Sementara semboyan “Tanhana Dharmma Mangrva” digunakan sebagai semboyan
Lambang Pertahanan Nasional (LemHamNas). Makna kalimat tersebut adalah “Tidak ada
kebenaran yang bermuka dua”. Kemudian oleh LemHaNas semboyan kalimat tersebut diberi
pengertian ringkas dan praktis yakni “Bertahan karena benar” “Tidak ada kebenaran yang
bermuka dua” sesungguhnya memiliki pengertian agar hendaknya setiap manusia senantiasa
berpegang dan berlandaskan pada kebenaran yang satu. Sebagai bahan catatan, bahwa
realitas kemajemukan bangsa adalah warisan sejarah panjang perjalanan Indonesia selama
berabad-abad sebagai karunia Tuhan Yang Maha Esa.

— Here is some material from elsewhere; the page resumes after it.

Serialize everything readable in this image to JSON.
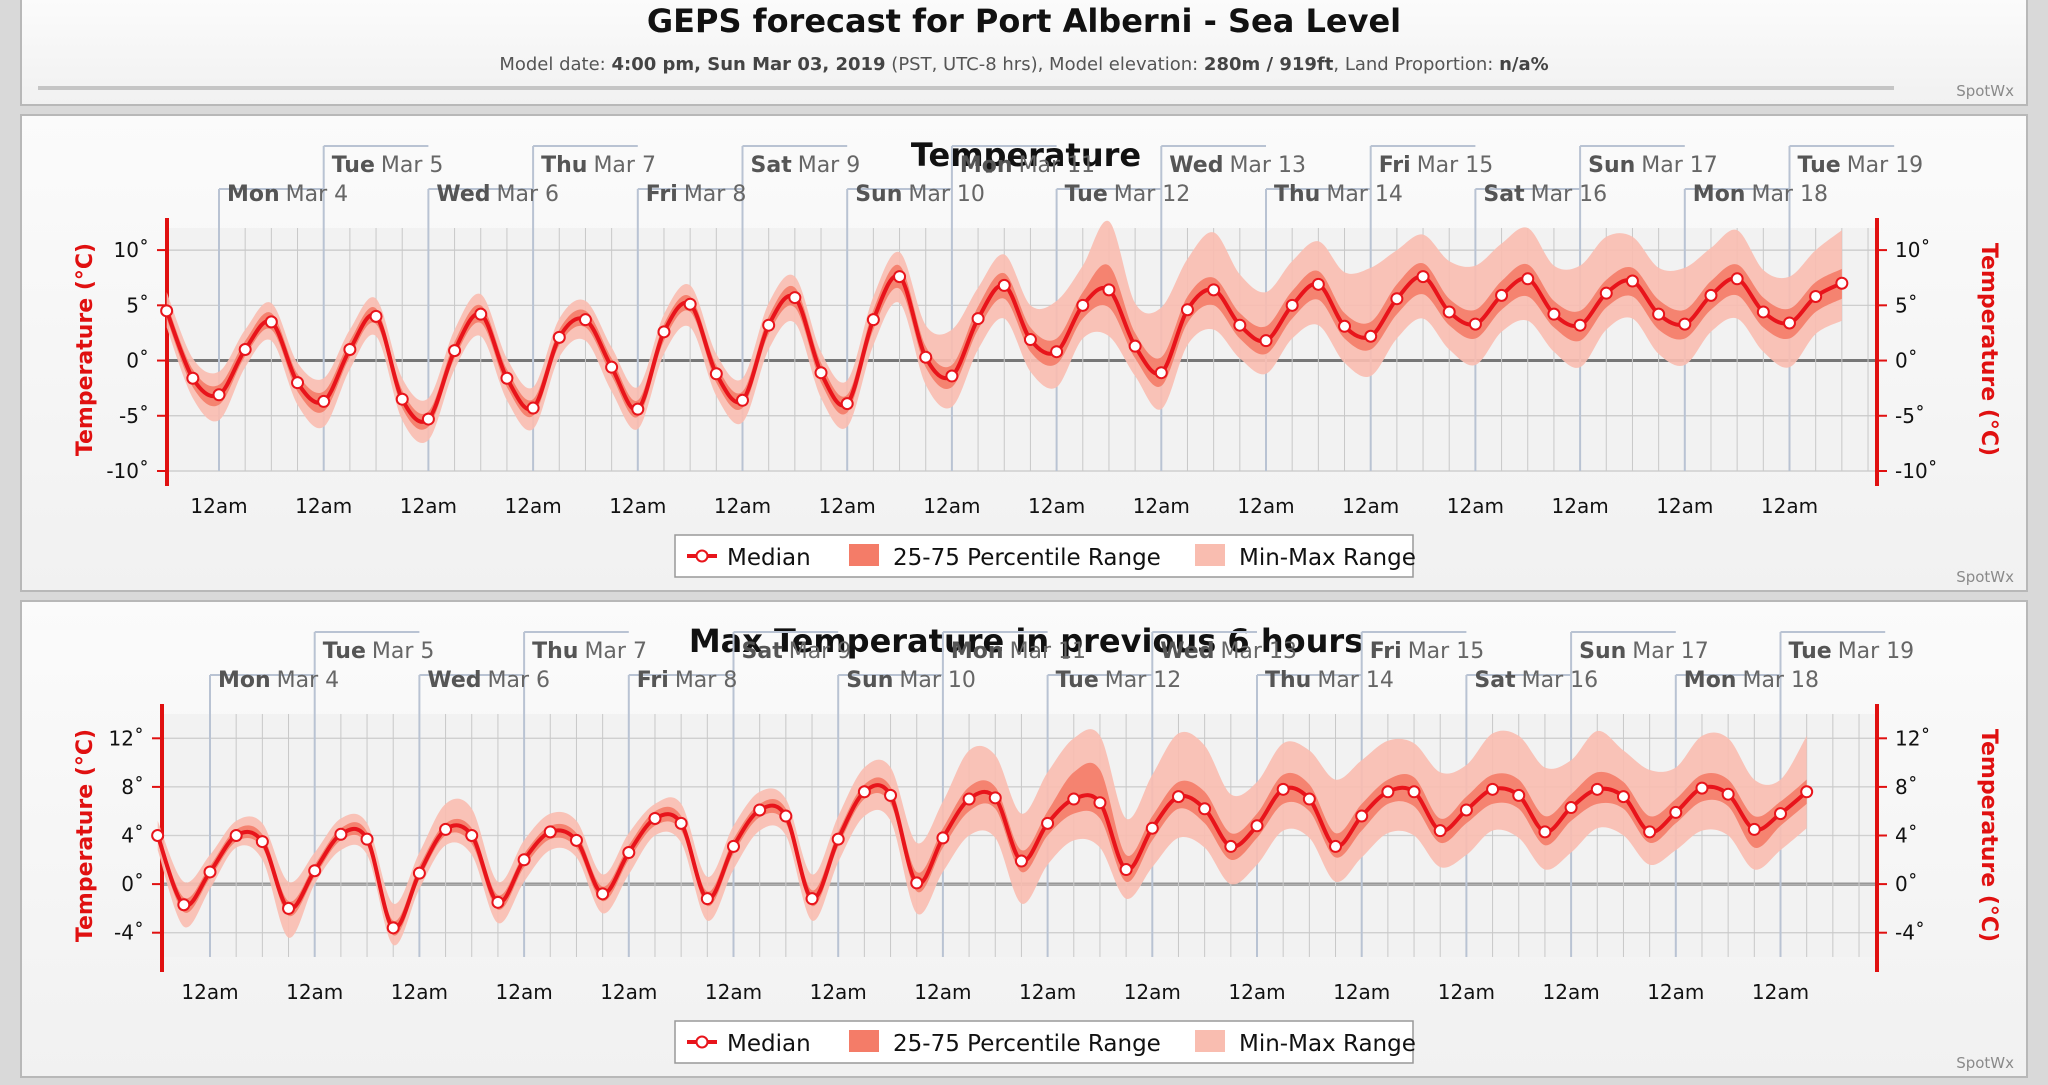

Dengan luas wilayah Nusantara yang hampir 2 juta kilometer persegi, terdiri dari
sekitar 13.700 pulau besar dan kecil, lebih dari 300 ragam etnis, dengan adat istiadat, budaya
dan keyakinan agama yang berbeda-beda, menyimpan potensi keretakan yang kapan saja bisa
mengemuka apabila tidak ada alasan atau raison de’etre sebagai bangsa untuk bersatu.
Bahwa raison de’etre untuk menjadi satu bangsa, bukan sekedar perasaan subjektif para
pendiri bangsa menjelang Proklamasi 17 Agustus 1945, melainkan mendapatkan pijakan
sejarah selama berabad-abad seperti yang telah dibuktikan.
Dan kesadaran sebagai putra-putri dari sebuah bangsa besar yang telah melahirkan
Sumpah Pemuda, 28 Oktober 1928, kiranya menjadi tugas sejarah untuk terus
memperjuangkan, menjaga dan mewujudkan kesatuan bangsa Indonesia dan menjadi obor
penyuluh, ketika sebagian anak-anak bangsa mulai dijangkiti penyakit sektarian sempit,
fanatisme agama dan egoisme kelompok serta golongan yang hanya akan mengorbankan
persatuan dan kesatuan bangsa.
Dalam situasi tersebut, kita harus memahami perjalanan sejarah, dengan eksistensi
Negara Kesatuan Republik Indonesia sebagai rumah kita bersama dengan mempertaruhkan:
Bhinneka Tunggal Ika “Berbeda-beda tetapi Tetap Satu Jua”. Merdeka!!!
A. KESIMPULAN
Empat pilar kehudupan berbangsa dan bernegara adalah Pancasila, UUD 1945, NKRI dan
Bhinneka Tunggal Ika. Pilar adalah tiang penyangga suatu bangunan agar bisa berdiri secara
kokoh. Bila tiang ini rapuh maka bangunan akan mudah roboh. Empat tiang penyangga di
tengah ini disebut soko guru yang kualitasnya terjamin sehingga pilar ini akan memberikan
rasa aman tenteram dan memberi kenikmatan.
Empat pilar itu pula, yang menjamin terwujudnya kebersamaan dalam hidup bernegara.
Rakyat akan merasa aman terlindungi sehingga merasa tenteram dan bahagia. Empat pilar
tersebut juga fondasi atau dasar dimana kita pahami bersama kokohnya suatu bangunan
sangat bergantung dari fondasi yang melandasinya. Dasar atau fondasi bersifat tetap, statis
sedangkan pilar bersifat dinamis.
B. SARAN
Disarankan kepada pemerintah untuk menggerakkan atau lebih mensosialisasikan tentang
empat pilar ini, dan dimasukkan kedalam materi pembelajaran. Disarankan pula kepada
pembaca untuk membaca sumber lain selain makalah ini.